Southold mulling pause on new hotel construction
Southold officials are considering a yearlong moratorium on the construction of new hotels as development pressures intensify and the North Fork's popularity as a tourism hot spot endures.
Town officials say the freeze would help balance the interests of residents and tourism-focused enterprises while a zoning overhaul is completed, but some residents say it doesn’t go far enough toward limiting development.
The town board voted 6-0 on Tuesday to set a June 18 public hearing on the moratorium proposal. It would put a pause on the processing and approving of applications for new hotels, according to the legislation.
Hotels with final site plan approval, like the luxury 44-room development The Enclaves, or existing hotels seeking additions wouldn't be impacted, town attorney Paul DeChance said Tuesday.
“The goal was not to frustrate already existing and approved developments,” he added in an interview.

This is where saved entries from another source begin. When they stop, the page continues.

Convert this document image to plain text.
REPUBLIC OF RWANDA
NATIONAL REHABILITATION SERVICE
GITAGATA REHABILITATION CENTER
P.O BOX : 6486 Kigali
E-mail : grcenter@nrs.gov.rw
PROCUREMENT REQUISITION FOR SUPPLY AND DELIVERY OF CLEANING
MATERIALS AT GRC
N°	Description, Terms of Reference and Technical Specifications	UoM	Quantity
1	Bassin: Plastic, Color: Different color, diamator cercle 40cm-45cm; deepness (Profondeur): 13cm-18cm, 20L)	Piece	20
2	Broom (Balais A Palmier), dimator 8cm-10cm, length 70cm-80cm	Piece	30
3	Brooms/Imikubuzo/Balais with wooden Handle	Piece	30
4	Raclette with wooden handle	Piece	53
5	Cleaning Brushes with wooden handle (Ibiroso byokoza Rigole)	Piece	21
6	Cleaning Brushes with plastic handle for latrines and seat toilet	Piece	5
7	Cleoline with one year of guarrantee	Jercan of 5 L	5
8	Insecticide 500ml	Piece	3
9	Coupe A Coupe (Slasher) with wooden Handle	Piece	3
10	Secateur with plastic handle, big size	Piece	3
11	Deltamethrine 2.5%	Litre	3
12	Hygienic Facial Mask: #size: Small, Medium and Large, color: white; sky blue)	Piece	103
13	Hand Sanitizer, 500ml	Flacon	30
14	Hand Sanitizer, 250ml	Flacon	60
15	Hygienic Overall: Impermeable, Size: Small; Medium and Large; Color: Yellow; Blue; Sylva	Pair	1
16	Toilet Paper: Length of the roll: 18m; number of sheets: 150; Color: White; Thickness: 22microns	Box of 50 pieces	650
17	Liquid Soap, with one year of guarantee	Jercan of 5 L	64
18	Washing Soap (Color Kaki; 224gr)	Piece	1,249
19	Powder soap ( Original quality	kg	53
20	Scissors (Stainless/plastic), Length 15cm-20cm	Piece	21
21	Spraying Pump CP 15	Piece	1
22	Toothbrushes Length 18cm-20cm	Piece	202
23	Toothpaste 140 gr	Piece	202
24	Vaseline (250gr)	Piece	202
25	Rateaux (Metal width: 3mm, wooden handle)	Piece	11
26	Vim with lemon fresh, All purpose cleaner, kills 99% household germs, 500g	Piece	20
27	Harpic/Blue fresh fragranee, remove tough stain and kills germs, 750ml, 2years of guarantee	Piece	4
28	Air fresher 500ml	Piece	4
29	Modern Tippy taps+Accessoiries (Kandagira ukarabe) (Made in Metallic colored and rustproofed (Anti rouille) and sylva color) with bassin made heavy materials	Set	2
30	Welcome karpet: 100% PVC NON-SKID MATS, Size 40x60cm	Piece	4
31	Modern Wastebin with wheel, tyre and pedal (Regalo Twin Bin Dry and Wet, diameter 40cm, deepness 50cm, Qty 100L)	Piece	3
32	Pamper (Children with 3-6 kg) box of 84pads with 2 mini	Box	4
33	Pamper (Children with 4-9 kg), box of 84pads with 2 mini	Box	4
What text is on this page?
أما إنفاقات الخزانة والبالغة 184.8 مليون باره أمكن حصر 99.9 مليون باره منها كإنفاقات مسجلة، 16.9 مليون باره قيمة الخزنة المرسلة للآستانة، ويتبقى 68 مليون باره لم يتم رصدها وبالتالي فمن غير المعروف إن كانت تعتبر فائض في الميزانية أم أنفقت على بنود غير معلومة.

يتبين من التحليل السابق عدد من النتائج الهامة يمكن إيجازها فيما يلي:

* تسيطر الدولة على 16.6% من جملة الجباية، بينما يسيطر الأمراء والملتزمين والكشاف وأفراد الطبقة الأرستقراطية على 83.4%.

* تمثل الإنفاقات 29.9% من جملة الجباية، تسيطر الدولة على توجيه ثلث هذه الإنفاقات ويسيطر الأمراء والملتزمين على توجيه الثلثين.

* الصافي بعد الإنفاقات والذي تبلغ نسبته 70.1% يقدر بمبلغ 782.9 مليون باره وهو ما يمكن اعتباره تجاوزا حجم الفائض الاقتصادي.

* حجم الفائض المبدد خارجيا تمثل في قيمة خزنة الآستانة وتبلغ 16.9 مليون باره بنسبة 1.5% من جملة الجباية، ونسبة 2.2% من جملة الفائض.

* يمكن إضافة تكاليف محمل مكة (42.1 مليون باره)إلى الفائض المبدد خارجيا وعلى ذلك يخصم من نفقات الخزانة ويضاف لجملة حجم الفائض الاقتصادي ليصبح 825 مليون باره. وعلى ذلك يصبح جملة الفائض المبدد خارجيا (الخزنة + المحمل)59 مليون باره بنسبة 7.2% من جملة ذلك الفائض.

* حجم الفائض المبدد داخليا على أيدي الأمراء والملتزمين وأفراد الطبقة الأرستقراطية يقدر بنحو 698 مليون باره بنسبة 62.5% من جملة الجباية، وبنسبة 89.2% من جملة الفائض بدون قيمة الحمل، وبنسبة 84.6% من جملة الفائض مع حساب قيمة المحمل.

If enacted, town planners will take a “deep dive” into where hotels can be built and how many hotel rooms could be allowed under current town code and how the code might be modified under zoning changes, according to Southold officials. They said the aim is to strike a better balance between the economics of tourism and the needs of residents.
The town has one pending application for a new hotel, according to town planning director Heather Lanza. She said two other new hotel concepts have been floated and are in “pre-submission,” with no applications filed yet.
The planning official identified those “pre-submission” concepts as interest from Peconic Bay Vineyards in building a new 40-room hotel at its Cutchogue property and interest from Brick Cove Marina in Greenport in building a new 35-room hotel on its property.
The pending application that would be impacted by the proposed moratorium is a 121-room hotel a developer pitched for a former bank property in Mattituck.
D’Wayne Prieto, the developer behind it, said in an interview that a moratorium could be useful to clear up contradictions in town code that are confusing for developers. But he said the Mattituck hotel application should be exempt, and a halt would be “painful” and “unfair” after a town process that already has lasted four years.
Prieto added that based on community feedback, he plans to submit a scaled-back plan for an 81-room hotel that would reuse the existing bank building.
“We want to be good neighbors,” the developer said.
Two pending applications for expansions at Hotel Moraine and Silver Sands Motel, both in Greenport, would be exempt from the proposed moratorium because they are existing hotels, town officials confirmed.
The North Fork accounts for about 4% of tourism on Long Island, according to the data firm Zartico.
In 2022, Southold approved a $183,500 contract with a Cincinnati-based firm to re-evaluate its zoning code, a project expected to be completed in March 2025.
Residents, civic and environmental groups packed a meeting the town held last week, urging the board to go beyond putting a pause on hotel construction and instead enact a moratorium on all commercial development while the zoning project is underway.
“I feel lately like the scale is tipping to favoring nonresidents,” Catherine Harper, 71, of Mattituck, told town officials at that meeting. “We need that like Niagara Falls needs more water.”
At the proceeding, town officials balked at a broader moratorium on commercial development and said that could lead to a “flood” of appeal requests and applications when such a measure would expire.
Southold must seek input from the Suffolk County Planning Commission before voting on the proposed moratorium. If the request is denied, Southold could override the decision with a five vote supermajority.